The Supreme Court directed the Directorate of Mining, Industries and Commerce Department, Chandigarh, Punjab (Directorate of Mining) to refund the earnest money deposited by the appellant as the facts on record were crystal clear and did not require a detailed review for the purpose of recovery of amount forfeited.

The Bench of Justice Sanjiv Khanna and Justice M.M. Sundresh observed that “... when disputed questions of fact arise, adjudication in a civil court is more appropriate, just and fair. Nevertheless, this is not an absolute rule; more so in cases when the orders passed by the government authorities are arbitrary, unfair or unreasonable and where the facts are not in dispute and are easily ascertainable.”

Advocate Anubha Agrawal appeared for the appellant and Advocate Avishkar Singhvi appeared for the respondent.

The issue before the Apex Court was whether the appellant should be asked to file a civil suit or take any other appropriate remedy for recovery of the amount forfeited by the Directorate of Mining.

In this case, the appeal had been preferred against the impugned order of Division Bench of Punjab & Haryana High Court whereby writ petition filed by the appellant to enforce the right to carry on mining operations and, in the alternative, refund the earnest amount paid had been dismissed with liberty to file a suit or take any other appropriate action for recovery of the amounts.

The appellant, pursuant to the E-auction, had submitted the highest bid of Rs.1,85,12,512/- for a mining lease of the Rurewal Mines, District Amritsar, Punjab. The bid was accepted by the respondent- Directorate of Mining. The appellant successfully deposited the amount online by way of RTGS and NEFT, but the amount could not be transferred to the designated bank account of the respondents due to technical glitch.

Thereafter, a demand draft was prepared for the amount left but the same was taken to the office of the Directorate of Mining beyond office hours. The demand draft was retained by the respondents for over three months and was returned. Subsequently a letter was sent to the appellant informing that the earnest amount had been forfeited as per condition no. 24 of the E-auction Notice and the provisional approval granted to the appellant had been cancelled.
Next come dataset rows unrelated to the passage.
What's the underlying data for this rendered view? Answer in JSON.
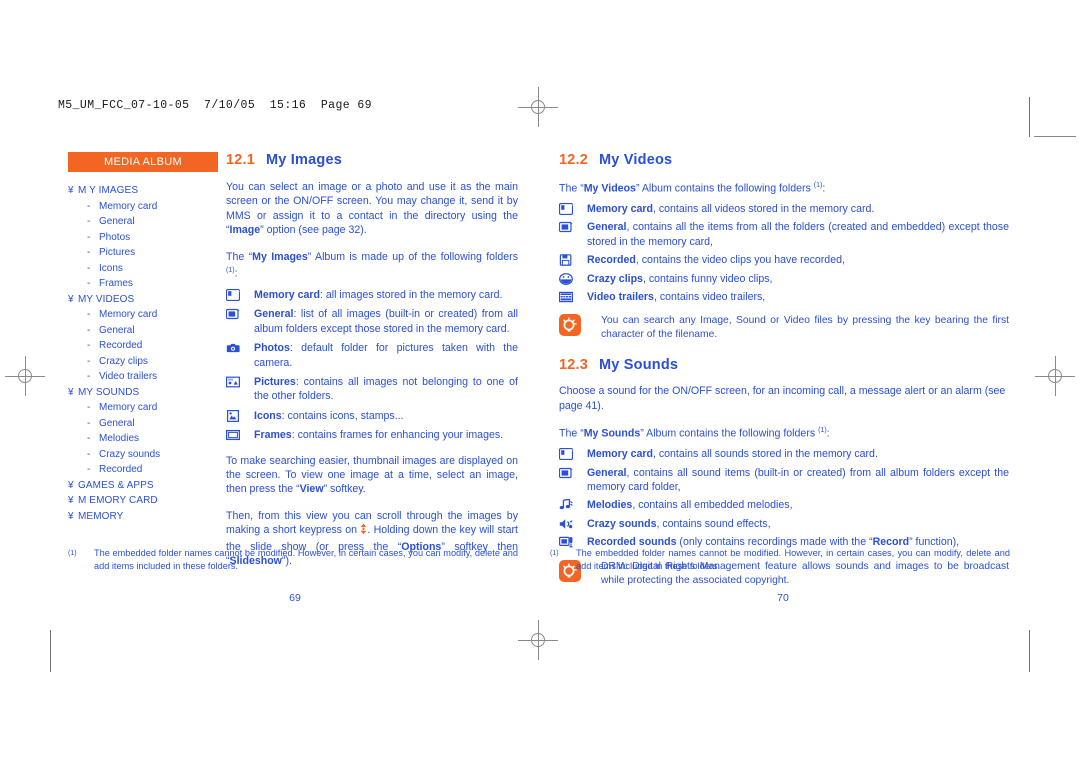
{
  "job_header": "M5_UM_FCC_07-10-05  7/10/05  15:16  Page 69",
  "colors": {
    "orange": "#f36522",
    "blue": "#2b4fd6",
    "mark_gray": "#8a8a8a"
  },
  "sidebar": {
    "tab_label": "MEDIA ALBUM",
    "arrow_glyph": "¥",
    "dash_glyph": "-",
    "items": [
      {
        "label": "M Y IMAGES",
        "level": "top"
      },
      {
        "label": "Memory card",
        "level": "sub"
      },
      {
        "label": "General",
        "level": "sub"
      },
      {
        "label": "Photos",
        "level": "sub"
      },
      {
        "label": "Pictures",
        "level": "sub"
      },
      {
        "label": "Icons",
        "level": "sub"
      },
      {
        "label": "Frames",
        "level": "sub"
      },
      {
        "label": "MY  VIDEOS",
        "level": "top"
      },
      {
        "label": "Memory card",
        "level": "sub"
      },
      {
        "label": "General",
        "level": "sub"
      },
      {
        "label": "Recorded",
        "level": "sub"
      },
      {
        "label": "Crazy clips",
        "level": "sub"
      },
      {
        "label": "Video trailers",
        "level": "sub"
      },
      {
        "label": "MY SOUNDS",
        "level": "top"
      },
      {
        "label": "Memory card",
        "level": "sub"
      },
      {
        "label": "General",
        "level": "sub"
      },
      {
        "label": "Melodies",
        "level": "sub"
      },
      {
        "label": "Crazy sounds",
        "level": "sub"
      },
      {
        "label": "Recorded",
        "level": "sub"
      },
      {
        "label": "GAMES & APPS",
        "level": "top"
      },
      {
        "label": "M EMORY CARD",
        "level": "top"
      },
      {
        "label": "MEMORY",
        "level": "top"
      }
    ]
  },
  "left_page": {
    "folio": "69",
    "section": {
      "number": "12.1",
      "title": "My Images"
    },
    "intro": "You can select an image or a photo and use it as the main screen or the ON/OFF screen. You may change it, send it by MMS or assign it to a contact in the directory using the “Image” option (see page 32).",
    "intro_bold": "Image",
    "lead": "The “My Images” Album is made up of the following folders",
    "lead_bold": "My Images",
    "lead_sup": "(1)",
    "lead_tail": ":",
    "folders": [
      {
        "icon": "memory-card-icon",
        "name": "Memory card",
        "desc": ": all images stored in the memory card."
      },
      {
        "icon": "general-folder-icon",
        "name": "General",
        "desc": ": list of all images (built-in or created) from all album folders except those stored in the memory card."
      },
      {
        "icon": "camera-icon",
        "name": "Photos",
        "desc": ": default folder for pictures taken with the camera."
      },
      {
        "icon": "pictures-icon",
        "name": "Pictures",
        "desc": ": contains all images not belonging to one of the other folders."
      },
      {
        "icon": "icons-stamps-icon",
        "name": "Icons",
        "desc": ": contains icons, stamps..."
      },
      {
        "icon": "frames-icon",
        "name": "Frames",
        "desc": ": contains frames for enhancing your images."
      }
    ],
    "para_view": "To make searching easier, thumbnail images are displayed on the screen. To view one image at a time, select an image, then press the “View” softkey.",
    "para_view_bold": "View",
    "para_scroll_1": "Then, from this view you can scroll through the images by making a short keypress on ",
    "para_scroll_2": ". Holding down the key will start the slide show (or press the “Options” softkey then “Slideshow”).",
    "para_scroll_bold_1": "Options",
    "para_scroll_bold_2": "Slideshow",
    "footnote_mark": "(1)",
    "footnote": "The embedded folder names cannot be modified. However, in certain cases, you can modify, delete and add items included in these folders."
  },
  "right_page": {
    "folio": "70",
    "videos": {
      "section": {
        "number": "12.2",
        "title": "My Videos"
      },
      "lead_pre": "The “",
      "lead_bold": "My Videos",
      "lead_post": "” Album contains the following folders",
      "lead_sup": "(1)",
      "lead_tail": ":",
      "folders": [
        {
          "icon": "memory-card-icon",
          "name": "Memory card",
          "desc": ", contains all videos stored in the memory card."
        },
        {
          "icon": "general-folder-icon",
          "name": "General",
          "desc": ", contains all the items from all the folders (created and embedded) except those stored in the memory card,"
        },
        {
          "icon": "recorded-video-icon",
          "name": "Recorded",
          "desc": ", contains the video clips you have recorded,"
        },
        {
          "icon": "crazy-clips-icon",
          "name": "Crazy clips",
          "desc": ", contains funny video clips,"
        },
        {
          "icon": "video-trailers-icon",
          "name": "Video trailers",
          "desc": ", contains video trailers,"
        }
      ],
      "tip": "You can search any Image, Sound or Video files by pressing the key bearing the first character of the filename."
    },
    "sounds": {
      "section": {
        "number": "12.3",
        "title": "My Sounds"
      },
      "intro": "Choose a sound for the ON/OFF screen, for an incoming call, a message alert or an alarm (see page 41).",
      "lead_pre": "The “",
      "lead_bold": "My Sounds",
      "lead_post": "” Album contains the following folders",
      "lead_sup": "(1)",
      "lead_tail": ":",
      "folders": [
        {
          "icon": "memory-card-icon",
          "name": "Memory card",
          "desc": ", contains all sounds stored in the memory card."
        },
        {
          "icon": "general-folder-icon",
          "name": "General",
          "desc": ", contains all sound items (built-in or created) from all album folders except the memory card folder,"
        },
        {
          "icon": "melodies-icon",
          "name": "Melodies",
          "desc": ", contains all embedded melodies,"
        },
        {
          "icon": "crazy-sounds-icon",
          "name": "Crazy sounds",
          "desc": ", contains sound effects,"
        },
        {
          "icon": "recorded-sounds-icon",
          "name": "Recorded sounds",
          "desc": " (only contains recordings made with the “Record” function),"
        }
      ],
      "tip": "DRM: Digital Rights Management feature allows sounds and images to be broadcast while protecting the associated copyright."
    },
    "footnote_mark": "(1)",
    "footnote": "The embedded folder names cannot be modified. However, in certain cases, you can modify, delete and add items included in these folders."
  }
}
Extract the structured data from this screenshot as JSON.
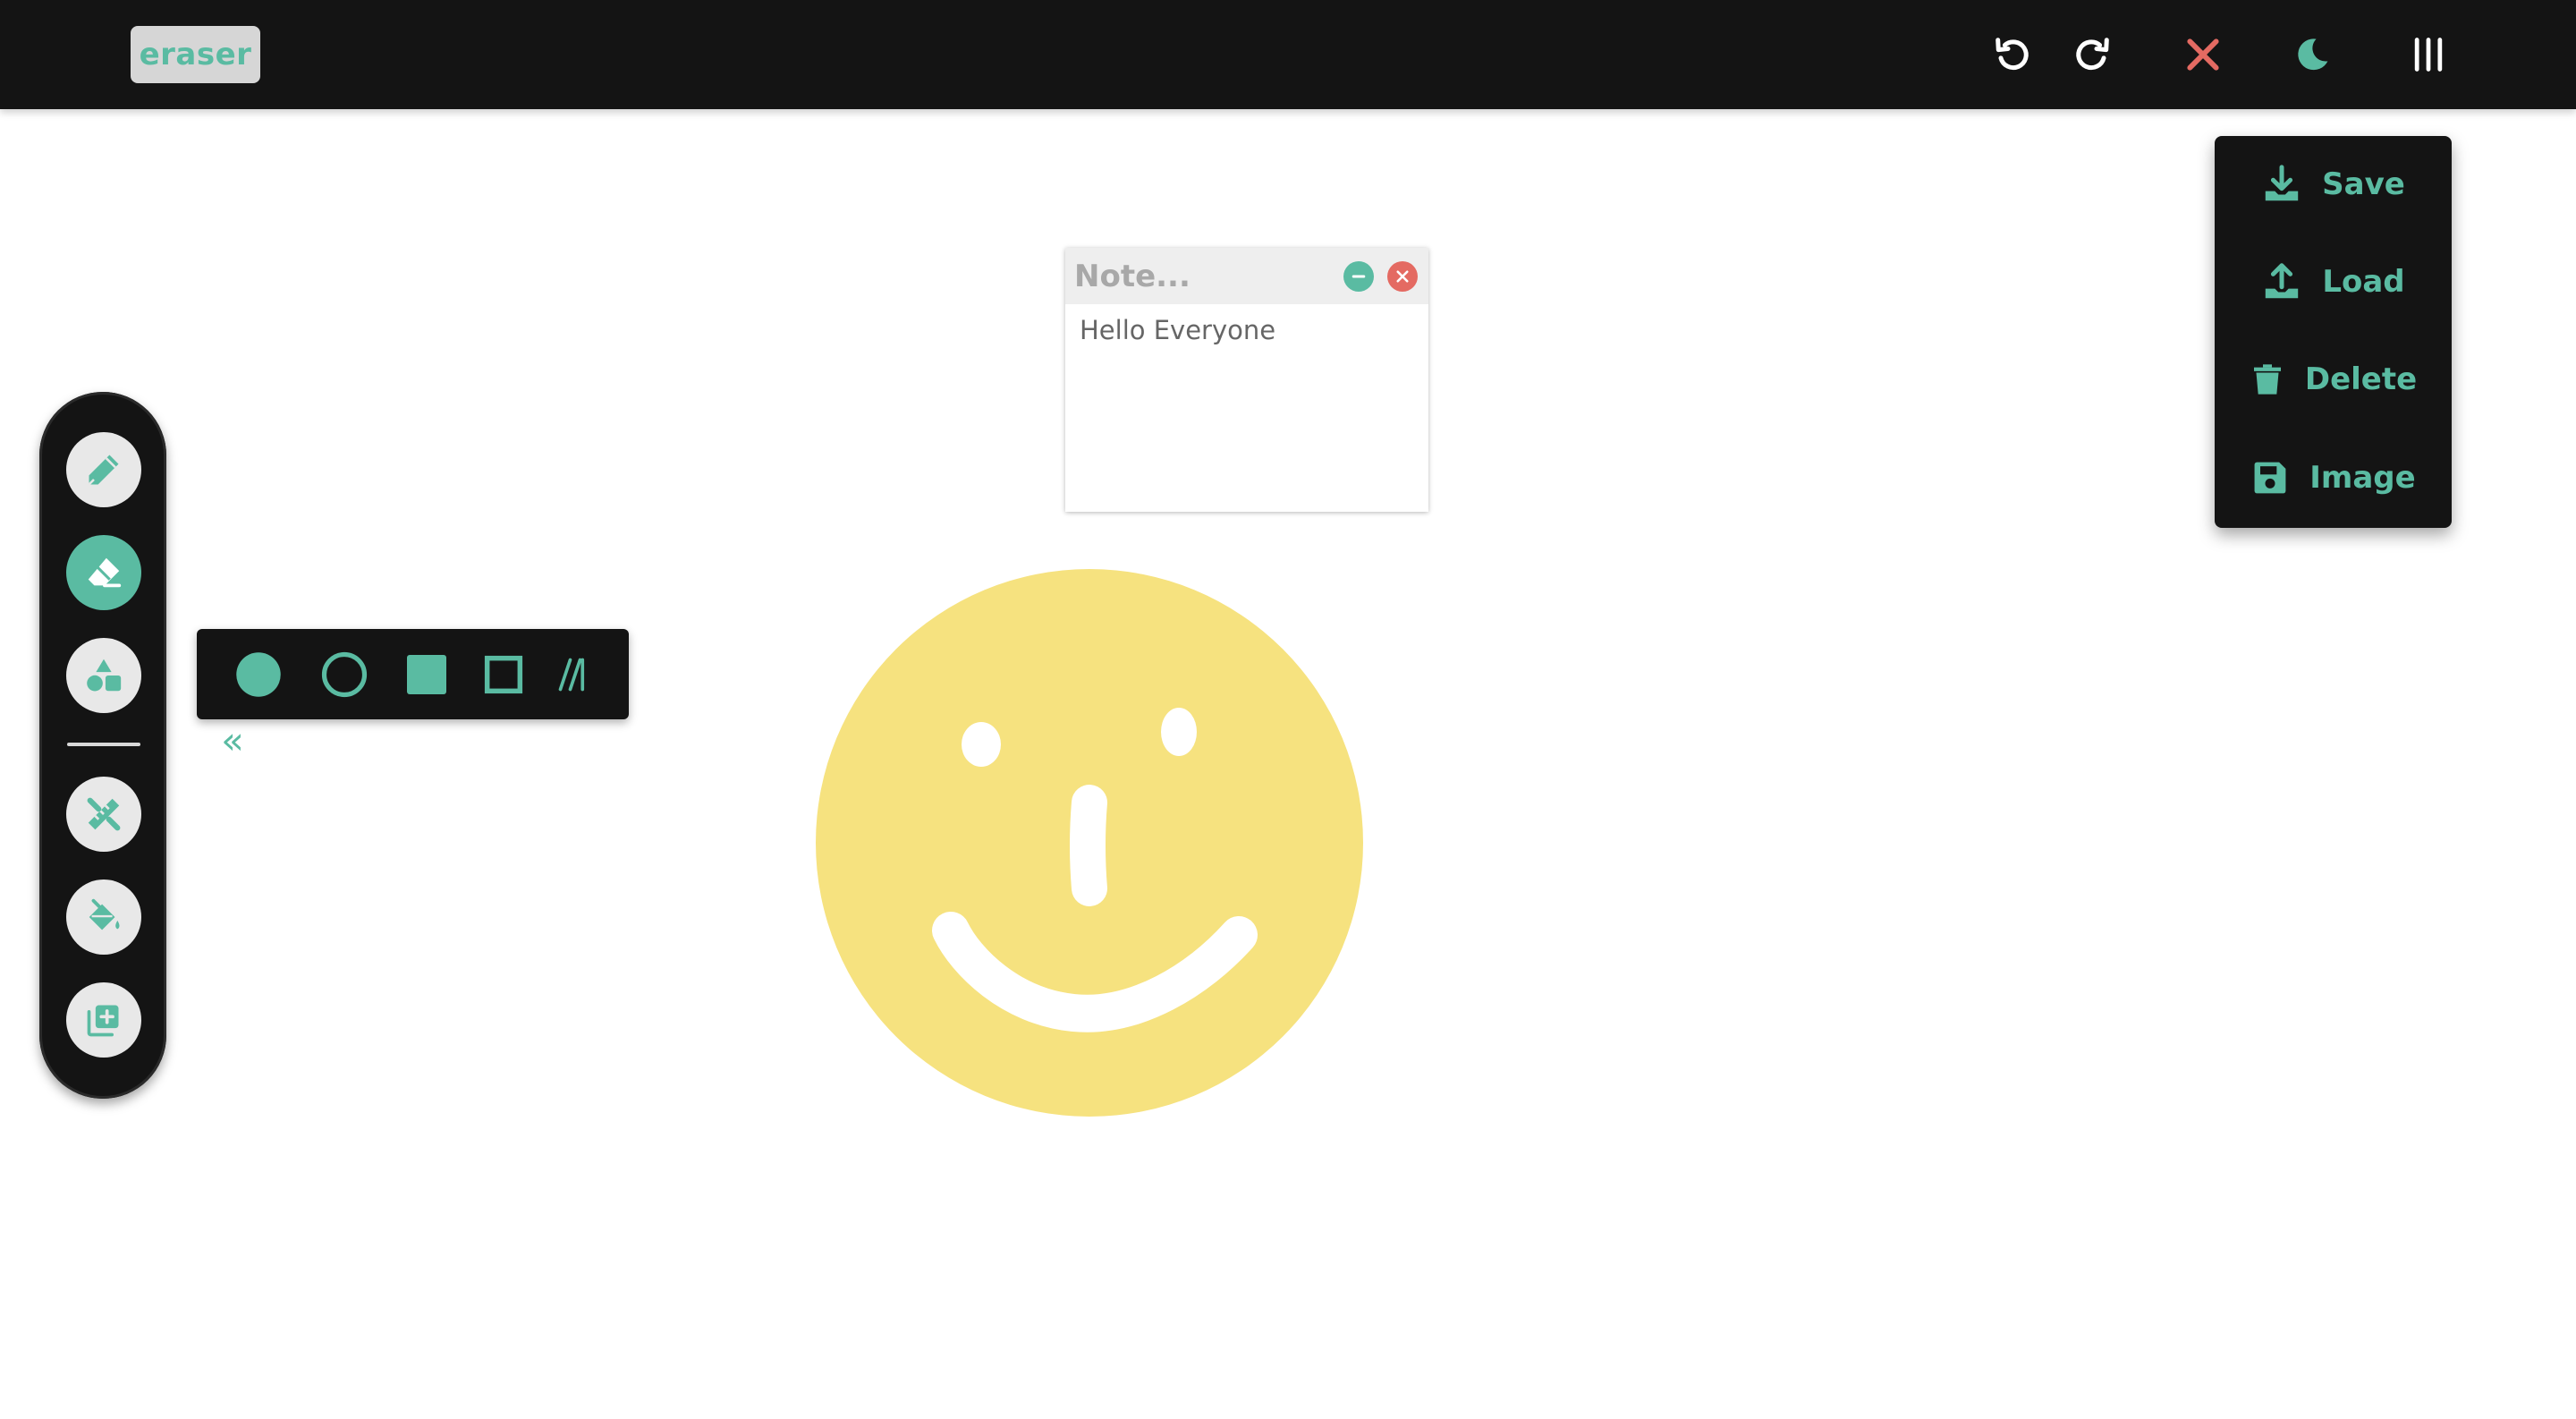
{
  "app": {
    "current_tool_badge": "eraser"
  },
  "topbar": {
    "undo_icon": "undo-icon",
    "redo_icon": "redo-icon",
    "clear_icon": "close-icon",
    "theme_icon": "moon-icon",
    "menu_icon": "menu-bars-icon"
  },
  "menu": {
    "items": [
      {
        "label": "Save",
        "icon": "download-icon"
      },
      {
        "label": "Load",
        "icon": "upload-icon"
      },
      {
        "label": "Delete",
        "icon": "trash-icon"
      },
      {
        "label": "Image",
        "icon": "floppy-disk-icon"
      }
    ]
  },
  "sidebar": {
    "tools": [
      {
        "name": "pencil",
        "icon": "pencil-icon",
        "active": false
      },
      {
        "name": "eraser",
        "icon": "eraser-icon",
        "active": true
      },
      {
        "name": "shapes",
        "icon": "shapes-icon",
        "active": false
      },
      {
        "name": "edit",
        "icon": "pencil-ruler-icon",
        "active": false
      },
      {
        "name": "fill",
        "icon": "fill-bucket-icon",
        "active": false
      },
      {
        "name": "add-note",
        "icon": "add-note-icon",
        "active": false
      }
    ]
  },
  "shape_panel": {
    "options": [
      "filled-circle",
      "outline-circle",
      "filled-square",
      "outline-square",
      "hatch-lines"
    ],
    "collapse_label": "«"
  },
  "note": {
    "title_placeholder": "Note...",
    "body": "Hello Everyone"
  },
  "colors": {
    "accent": "#5abba2",
    "danger": "#e46a62",
    "bar": "#141414",
    "smiley_yellow": "#f6e27f"
  }
}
The Apex Court was apprised of the fact that after the contract was terminated the respondents had re-auctioned the mining lease, but the highest bid received was only Rs.45,00,000/- per annum.

The Apex Court noted that the fresh auction was not at the risk of the appellant as there was no stipulation regarding the same. “...therefore, (the respondents) are to be blamed for the loss. Had the respondents taken a pragmatic and reasonable view and stand, public exchequer would not have suffered any loss.” said the Court.

Accordingly, the Apex Court allowed the appeal and directed the respondent to refund the earnest money.

Cause Title- M/s Hornbill Consultants v. State of Punjab & Ors.